Он что, спятил? В голове зазвенел тревожный колокольчик. Козырь же всегда начинал землю рыть, когда его называли малышом, мальчиком или ребёнком. Тимур властно положил руку на моё левое плечо и спросил, повернув ко мне какое-то даже одухотворённое лицо со смешинками в глубине глаз:
- Подождёшь в сторонке?
- Вот борзый! – гопник опешил от такой наглости. Его сявки что-то согласно пробухтели. Мимо нашей тёплой компании шустро пролетела какая-то мамочка с мелким карапузом в кильватере. Её испуганный взгляд мельком скользнул по живописной картине и стёк в сторону, деловито изображая равнодушие, под которым ойкнуло самосохранение. Я усмехнулся и на каком-то хрустальном тёплом чувстве нагло припал к губам Гилярова. Потому что знал – ни за чью спину прятаться не буду. Рядом с ним любая гора станет ковриком, а любое море – ливнестоком. И это чувство заставило нас напряжённо уставиться друг другу в глаза. Карий взгляд Тимура настойчиво спрашивал: «Ты уверен?», а я лишь жмурился от удовольствия, отвечая: «Более чем». Руки Тима подхватили мою немаленькую тушку и крутанули под аккомпанемент его смеха. Я хлопнул его ладонью по макушке:
- Отпусти, громила!
- Не хочу, - прошептал он, ероша волосы на моём виске. - Вдруг опять передумаешь, бес.

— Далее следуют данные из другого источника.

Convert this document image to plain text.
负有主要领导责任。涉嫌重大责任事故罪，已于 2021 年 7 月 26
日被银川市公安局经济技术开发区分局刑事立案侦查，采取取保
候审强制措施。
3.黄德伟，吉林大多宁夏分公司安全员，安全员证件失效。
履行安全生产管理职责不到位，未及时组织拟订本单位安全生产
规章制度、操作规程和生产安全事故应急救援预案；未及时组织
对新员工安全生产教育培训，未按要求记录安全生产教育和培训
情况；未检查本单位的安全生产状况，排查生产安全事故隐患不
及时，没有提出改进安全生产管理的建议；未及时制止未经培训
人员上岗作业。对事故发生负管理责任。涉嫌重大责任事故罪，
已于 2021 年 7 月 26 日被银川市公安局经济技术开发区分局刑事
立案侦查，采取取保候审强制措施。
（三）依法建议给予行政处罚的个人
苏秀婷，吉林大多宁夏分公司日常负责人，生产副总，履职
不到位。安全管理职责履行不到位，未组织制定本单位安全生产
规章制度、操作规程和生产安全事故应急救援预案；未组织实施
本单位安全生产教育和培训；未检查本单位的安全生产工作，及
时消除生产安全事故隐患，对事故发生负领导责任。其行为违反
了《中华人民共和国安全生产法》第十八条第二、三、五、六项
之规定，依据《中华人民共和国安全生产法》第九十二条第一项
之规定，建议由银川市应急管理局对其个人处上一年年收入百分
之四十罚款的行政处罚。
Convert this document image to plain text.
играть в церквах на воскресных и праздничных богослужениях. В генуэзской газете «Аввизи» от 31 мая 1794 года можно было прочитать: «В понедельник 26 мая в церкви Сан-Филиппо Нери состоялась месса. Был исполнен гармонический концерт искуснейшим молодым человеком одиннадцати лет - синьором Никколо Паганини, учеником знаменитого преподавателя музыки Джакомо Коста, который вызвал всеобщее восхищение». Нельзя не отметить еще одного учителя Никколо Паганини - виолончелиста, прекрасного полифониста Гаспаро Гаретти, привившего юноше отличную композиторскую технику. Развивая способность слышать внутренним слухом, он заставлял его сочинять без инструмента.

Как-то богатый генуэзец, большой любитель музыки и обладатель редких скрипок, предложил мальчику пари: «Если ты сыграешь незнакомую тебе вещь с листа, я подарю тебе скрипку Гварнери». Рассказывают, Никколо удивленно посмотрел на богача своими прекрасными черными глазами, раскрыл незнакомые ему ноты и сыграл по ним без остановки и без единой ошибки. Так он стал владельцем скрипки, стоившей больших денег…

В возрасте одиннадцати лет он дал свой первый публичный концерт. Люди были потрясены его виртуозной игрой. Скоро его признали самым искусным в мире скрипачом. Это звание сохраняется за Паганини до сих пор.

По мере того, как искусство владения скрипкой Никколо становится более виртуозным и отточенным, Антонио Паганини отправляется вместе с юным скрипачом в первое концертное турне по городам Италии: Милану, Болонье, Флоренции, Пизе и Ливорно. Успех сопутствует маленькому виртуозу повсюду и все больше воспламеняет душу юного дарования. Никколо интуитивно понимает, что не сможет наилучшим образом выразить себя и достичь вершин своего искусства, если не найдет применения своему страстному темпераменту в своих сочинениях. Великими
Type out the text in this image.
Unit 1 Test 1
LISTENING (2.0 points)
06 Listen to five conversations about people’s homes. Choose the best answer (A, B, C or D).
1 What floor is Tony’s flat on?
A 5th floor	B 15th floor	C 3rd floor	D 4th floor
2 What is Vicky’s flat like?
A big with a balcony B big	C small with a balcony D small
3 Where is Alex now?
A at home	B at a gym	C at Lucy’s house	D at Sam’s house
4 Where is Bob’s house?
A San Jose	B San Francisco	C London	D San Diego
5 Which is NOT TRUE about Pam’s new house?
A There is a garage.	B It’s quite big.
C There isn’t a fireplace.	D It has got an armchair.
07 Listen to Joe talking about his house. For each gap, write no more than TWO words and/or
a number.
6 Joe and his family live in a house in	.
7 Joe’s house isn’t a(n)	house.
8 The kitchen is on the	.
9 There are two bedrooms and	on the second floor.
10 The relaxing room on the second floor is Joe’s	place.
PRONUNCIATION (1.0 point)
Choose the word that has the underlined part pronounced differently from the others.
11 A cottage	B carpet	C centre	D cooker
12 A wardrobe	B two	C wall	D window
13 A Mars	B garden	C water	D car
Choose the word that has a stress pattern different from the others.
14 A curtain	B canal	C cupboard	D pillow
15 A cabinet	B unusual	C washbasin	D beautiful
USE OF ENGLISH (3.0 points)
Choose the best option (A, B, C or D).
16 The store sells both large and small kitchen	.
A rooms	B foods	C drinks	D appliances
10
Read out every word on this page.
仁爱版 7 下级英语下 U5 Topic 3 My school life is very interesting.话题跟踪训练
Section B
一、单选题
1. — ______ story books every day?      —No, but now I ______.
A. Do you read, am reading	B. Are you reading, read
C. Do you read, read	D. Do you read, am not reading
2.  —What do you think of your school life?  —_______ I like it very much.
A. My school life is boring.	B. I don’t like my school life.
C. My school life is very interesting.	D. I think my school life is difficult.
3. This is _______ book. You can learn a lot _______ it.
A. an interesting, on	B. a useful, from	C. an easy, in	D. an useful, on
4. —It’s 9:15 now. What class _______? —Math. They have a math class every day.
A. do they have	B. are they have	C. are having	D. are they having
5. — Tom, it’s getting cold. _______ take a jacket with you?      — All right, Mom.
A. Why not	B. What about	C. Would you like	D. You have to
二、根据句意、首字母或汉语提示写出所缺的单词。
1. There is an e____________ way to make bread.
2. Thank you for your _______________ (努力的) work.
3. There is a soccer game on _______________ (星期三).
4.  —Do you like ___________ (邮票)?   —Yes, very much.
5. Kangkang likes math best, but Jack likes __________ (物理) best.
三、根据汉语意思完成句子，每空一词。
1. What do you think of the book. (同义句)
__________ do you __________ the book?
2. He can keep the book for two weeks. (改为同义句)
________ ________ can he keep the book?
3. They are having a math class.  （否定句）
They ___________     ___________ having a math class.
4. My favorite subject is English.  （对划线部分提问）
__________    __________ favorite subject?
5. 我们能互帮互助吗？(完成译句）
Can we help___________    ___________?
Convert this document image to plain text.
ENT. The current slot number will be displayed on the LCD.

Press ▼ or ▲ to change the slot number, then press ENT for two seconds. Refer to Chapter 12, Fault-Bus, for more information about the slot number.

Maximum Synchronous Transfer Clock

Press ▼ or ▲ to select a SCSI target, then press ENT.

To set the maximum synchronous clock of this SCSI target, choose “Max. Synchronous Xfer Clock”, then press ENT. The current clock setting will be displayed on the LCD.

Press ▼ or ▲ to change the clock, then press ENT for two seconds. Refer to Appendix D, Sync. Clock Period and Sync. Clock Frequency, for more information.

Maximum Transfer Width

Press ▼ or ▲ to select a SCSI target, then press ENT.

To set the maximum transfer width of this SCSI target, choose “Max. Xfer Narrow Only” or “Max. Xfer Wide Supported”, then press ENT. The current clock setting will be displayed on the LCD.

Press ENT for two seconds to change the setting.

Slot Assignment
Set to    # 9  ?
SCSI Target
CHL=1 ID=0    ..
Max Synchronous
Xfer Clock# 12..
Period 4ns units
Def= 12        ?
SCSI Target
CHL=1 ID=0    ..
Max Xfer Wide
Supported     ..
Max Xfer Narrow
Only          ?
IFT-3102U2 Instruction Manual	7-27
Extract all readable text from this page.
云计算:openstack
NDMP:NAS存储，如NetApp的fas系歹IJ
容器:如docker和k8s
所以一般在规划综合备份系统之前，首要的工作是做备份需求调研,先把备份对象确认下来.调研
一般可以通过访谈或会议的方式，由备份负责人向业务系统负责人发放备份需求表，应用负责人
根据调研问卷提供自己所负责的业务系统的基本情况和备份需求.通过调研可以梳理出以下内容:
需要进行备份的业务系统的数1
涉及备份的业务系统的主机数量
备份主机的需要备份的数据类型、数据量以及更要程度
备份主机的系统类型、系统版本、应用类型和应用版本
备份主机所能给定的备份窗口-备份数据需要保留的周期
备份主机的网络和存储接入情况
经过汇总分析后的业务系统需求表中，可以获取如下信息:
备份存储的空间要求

- Дурак, - пробормотал я в ответ и ещё раз коснулся его губ своими. - Отпусти.
Почувствовав под ногами асфальт, я с усмешкой обхватил ладонями голову Гилярова, въерошив пальцами чёрные волосы:
- Что ты там ляпнул про подождать в сторонке? Ты забыл, что я тоже уличная шпана, Тим. Из песни слова не выкинешь.
- Но ты ещё слаб, - испортил момент Гиляров, но не сильно. Я нарочито проканючил:
- Но ты же защитишь бедного меня, солнце? А подножку и я могу вовремя подставить.
От нашей сумасшедшей наглости гопники превратились в сваи, стукнутые сваезабивательной машиной. Щёлкнула одна мировая секунда, вторая, третья. И пришедший в себя Козырь прокомментировал охрипшим голосом:
- Блядь, да вы чё, совсем охуели? Пацаны, гасим этих уёбков!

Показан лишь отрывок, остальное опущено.